Trabalhadores com melhores salários aumentaram a renda

Os dados estão na Carta de Conjuntura do Ipea, que traz ainda as ocupações, setores e estados com maior rendimento

Uma parcela da população brasileira tem aumentado a renda mesmo no período de recessão: são aqueles com melhores rendimentos e maior qualificação. A constatação está na Carta de Conjuntura n° 32 do Ipea, publicada em 20/09 no Portal do Instituto e no blog da Carta de Conjuntura.

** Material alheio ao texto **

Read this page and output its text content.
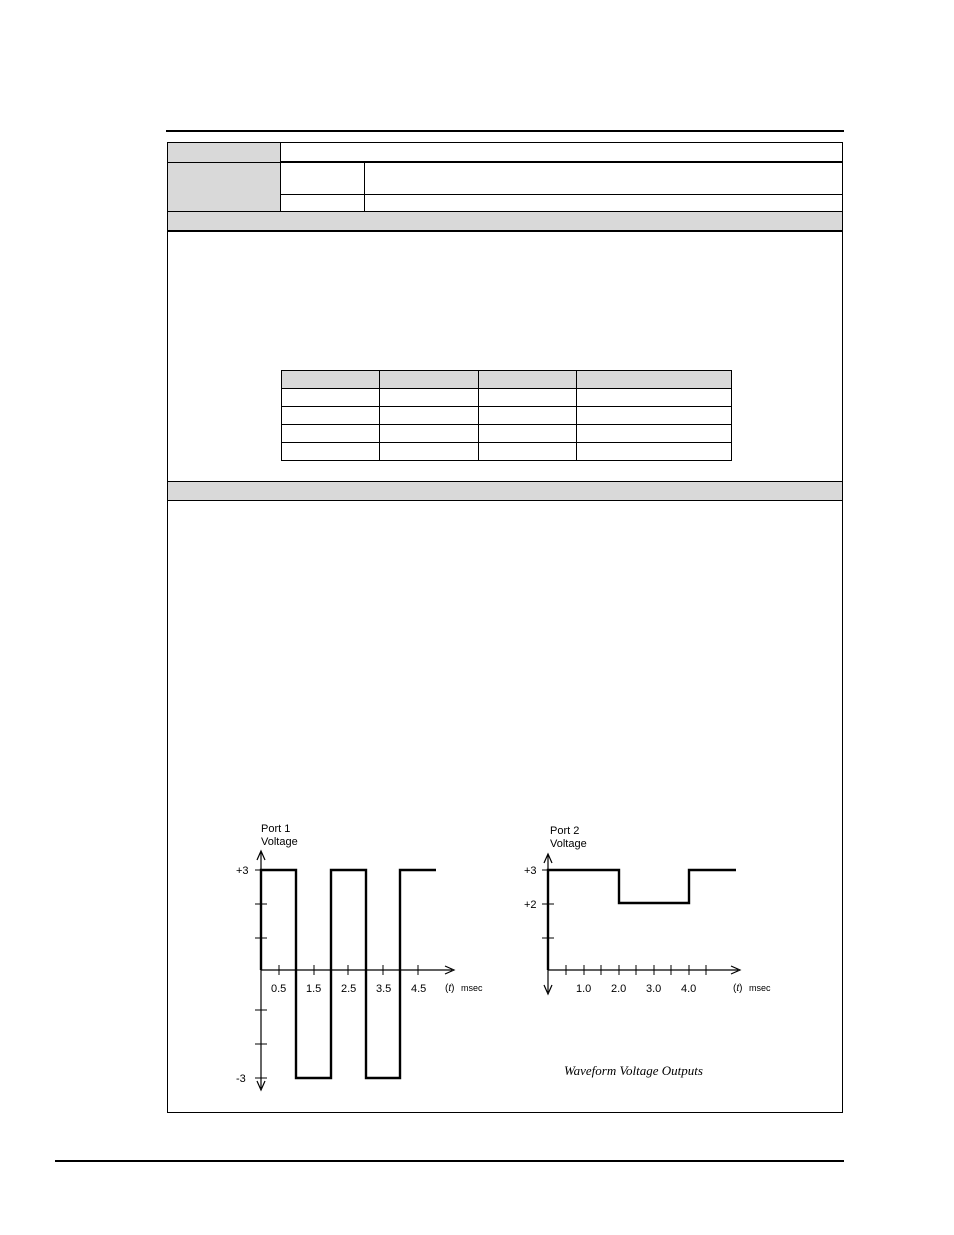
Port 1
Voltage
+3
-3
0.5 1.5 2.5 3.5 4.5 (t) msec
Port 2
Voltage
+3
+2
1.0 2.0 3.0 4.0	(t) msec
Waveform Voltage Outputs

A análise desagregada do mercado de trabalho realizada pelo Grupo de Conjuntura do Ipea (Gecon), por meio de microdados da Pesquisa Nacional por Amostra de Domicílios Contínua (PNADC), mostra em detalhes a evolução da renda no Brasil, por setor, por tipo de ocupação e por estado.

“O rendimento real do decil superior da distribuição de renda subiu 2,4% nos últimos 12 meses”, informa o coordenador do Grupo de Conjuntura, José Ronaldo Souza Jr. Além desse grupo, que reúne 10% dos trabalhadores mais bem remunerados, apenas o trabalhador que ganha exatamente o salário mínimo não apresentou perda real de rendimento. A PNADC mostra que a redução nos salários reais foi pior em setores que exigem menor qualificação. Apesar disso, o índice de Gini dos rendimentos do trabalho manteve-se praticamente estável no período.

No trimestre que terminou em julho, o rendimento médio subiu ligeiramente, para R$ 1.985,00, uma melhora em relação ao segundo trimestre terminado em junho de 2016. Além disso, segundo a taxa de variação anual dos rendimentos reais por setor de atividade apurada nos últimos trimestres, apenas na construção houve uma manutenção da renda no período recente. Entre as ocupações que exigem ensino superior, os maiores rendimentos estão entre os médicos.

Já os estados com maior renda foram São Paulo, Rio de Janeiro, Rio Grande do Sul, além do Distrito Federal. Os que estão com nível de renda mais baixo são os do Nordeste, especialmente Maranhão, Ceará, Alagoas e Bahia, além do estado do Pará. Por sua vez, apenas seis estados mostraram crescimento na renda no último ano, com destaque para o Amapá, onde a renda cresceu 15% entre o segundo trimestre de 2015 e o mesmo período de 2016. Os demais estados foram Pará, Maranhão, Piauí, Sergipe e Rio de Janeiro. Por outro lado, as maiores quedas na renda (em torno de 7%, 8%) foram em Santa Catarina, São Paulo, Paraná, Bahia e Pernambuco.